Defense lawyers initially sought a venue change last year, saying that "pervasive pretrial publicity" and the local impact of the mass shooting jeopardized Holmes' right to a fair trial.

At the time, Arapahoe County District Court Judge Carlos Samour deferred ruling on the defense motion until attorneys for both sides questioned prospective jurors.

Jury selection began in late January, and public defenders two weeks ago renewed their effort to have the trial moved because of continued "voluminous and intensive" negative publicity.

In their response, prosecutors argued that the thorough jury selection process will show that county residents "are eminently capable of being fair and impartial jurors."

Holmes, 27, has pleaded not guilty by reason of insanity to multiple counts of first-degree murder and attempted murder for the July 2012 rampage inside a Denver-area movie theater during a screening of the Batman film "The Dark Knight Rises."

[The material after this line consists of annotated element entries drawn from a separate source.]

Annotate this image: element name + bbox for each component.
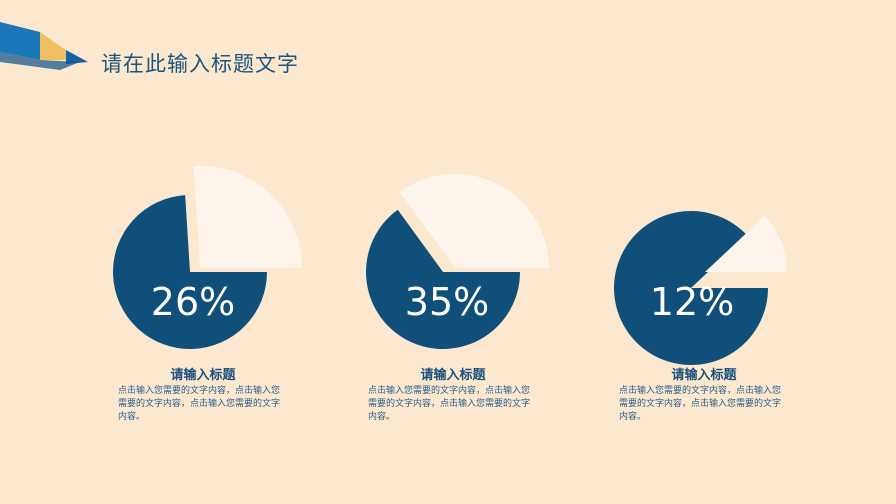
caption-1: 请输入标题 点击输入您需要的文字内容，点击输入您需要的文字内容，点击输入您需要的… [118, 364, 288, 424]
caption-1-title: 请输入标题 [170, 368, 236, 383]
pie-2-label: 35% [404, 280, 490, 324]
pie-3-highlight-slice [705, 215, 787, 272]
pie-3-label: 12% [649, 280, 735, 324]
page-title: 请在此输入标题文字 [101, 52, 299, 76]
caption-3-body: 点击输入您需要的文字内容，点击输入您需要的文字内容，点击输入您需要的文字内容。 [619, 386, 782, 422]
caption-2-body: 点击输入您需要的文字内容，点击输入您需要的文字内容，点击输入您需要的文字内容。 [368, 386, 531, 422]
pie-1-remainder-slice [113, 195, 267, 349]
pie-2-highlight-slice [399, 174, 549, 268]
caption-2: 请输入标题 点击输入您需要的文字内容，点击输入您需要的文字内容，点击输入您需要的… [368, 364, 538, 424]
pencil-icon [0, 22, 88, 70]
caption-2-title: 请输入标题 [420, 368, 486, 383]
caption-1-body: 点击输入您需要的文字内容，点击输入您需要的文字内容，点击输入您需要的文字内容。 [118, 386, 281, 422]
pie-1-highlight-slice [193, 166, 302, 268]
pie-2-remainder-slice [366, 209, 520, 349]
caption-3: 请输入标题 点击输入您需要的文字内容，点击输入您需要的文字内容，点击输入您需要的… [619, 364, 789, 424]
caption-3-title: 请输入标题 [671, 368, 737, 383]
pie-1-label: 26% [150, 280, 236, 324]
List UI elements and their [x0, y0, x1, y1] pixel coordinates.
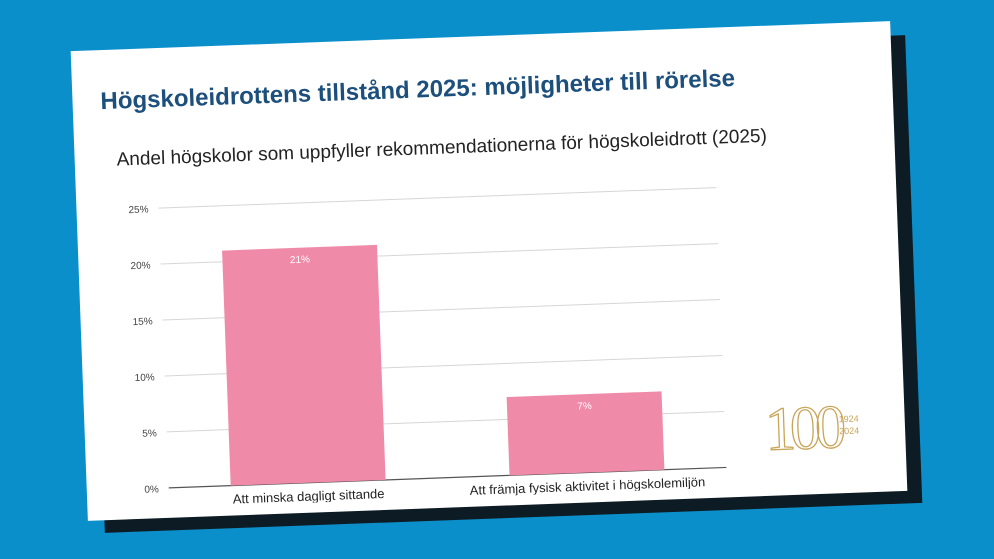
y-tick-label: 5% — [142, 428, 157, 440]
logo-year-end: 2024 — [839, 426, 859, 437]
bar — [506, 391, 665, 476]
y-tick-label: 0% — [144, 484, 159, 496]
y-tick-label: 20% — [130, 260, 151, 272]
slide-title: Högskoleidrottens tillstånd 2025: möjlig… — [100, 64, 736, 116]
bar-value-label: 7% — [577, 401, 592, 413]
slide-card: Högskoleidrottens tillstånd 2025: möjlig… — [70, 21, 908, 521]
y-tick-label: 25% — [128, 204, 149, 216]
y-tick-label: 10% — [134, 372, 155, 384]
gridline — [158, 187, 717, 209]
logo-mark: 100 — [764, 393, 845, 456]
y-tick-label: 15% — [132, 316, 153, 328]
x-tick-label: Att främja fysisk aktivitet i högskolemi… — [469, 474, 705, 498]
logo-year-start: 1924 — [838, 414, 858, 425]
bar-chart: 0% 5% 10% 15% 20% 25% 21% Att minska dagligt si… — [128, 187, 727, 507]
bar — [222, 244, 386, 486]
centenary-logo: 100 1924 2024 — [764, 392, 860, 456]
bar-value-label: 21% — [290, 254, 311, 266]
x-tick-label: Att minska dagligt sittande — [233, 486, 385, 507]
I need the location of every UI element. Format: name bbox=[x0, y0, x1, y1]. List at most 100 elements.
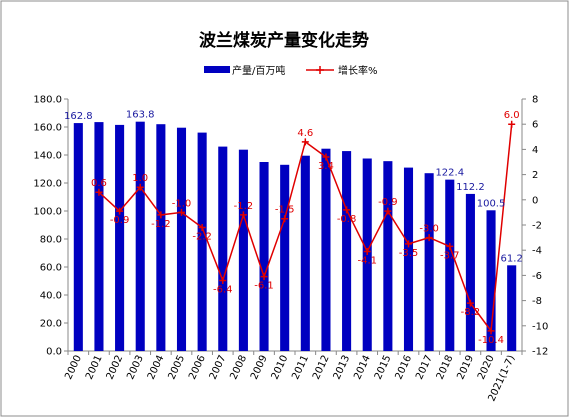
bar bbox=[383, 161, 393, 351]
bar bbox=[465, 193, 475, 351]
y-left-tick-label: 20.0 bbox=[40, 319, 62, 330]
legend-bar-label: 产量/百万吨 bbox=[232, 64, 285, 77]
y-right-tick-label: 6 bbox=[532, 120, 538, 131]
line-value-label: -0.9 bbox=[110, 215, 130, 226]
line-point bbox=[425, 234, 433, 242]
line-point bbox=[157, 211, 165, 219]
line-point bbox=[508, 120, 516, 128]
bar bbox=[321, 148, 331, 351]
line-point bbox=[95, 188, 103, 196]
y-left-tick-label: 120.0 bbox=[33, 179, 62, 190]
line-point bbox=[363, 247, 371, 255]
bar bbox=[135, 121, 145, 352]
chart-title: 波兰煤炭产量变化走势 bbox=[199, 30, 369, 51]
line-point bbox=[466, 299, 474, 307]
line-value-label: 6.0 bbox=[504, 110, 520, 121]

Prosecutors said they will seek the death penalty for the California native if he is convicted.

Public defenders have conceded Holmes was the lone shooter, but said he was undergoing a psychotic episode at the time he plotted and carried out the rampage, which also wounded 70 others.

In addition to the pretrial publicity issue, defense lawyers also cited results of questionnaires completed by prospective jurors that they said showed 68 percent of those surveyed believe Holmes was guilty and nearly 40 percent do not believe he is insane.

But prosecutors noted in their response that as one of the worst mass shootings in U.S. history, the case has generated widespread publicity.

"But that doesn't mean jurors cannot set aside their beliefs and apply the presumption of innocence," prosecutors wrote.

"In short, the statewide notoriety of this case, indeed its nationwide notoriety, substantially diminishes the importance of its local notoriety as a factor in the venue calculus."

Samour has ordered that group questioning of the approximately 130 people remaining in the jury pool will take place in mid-April.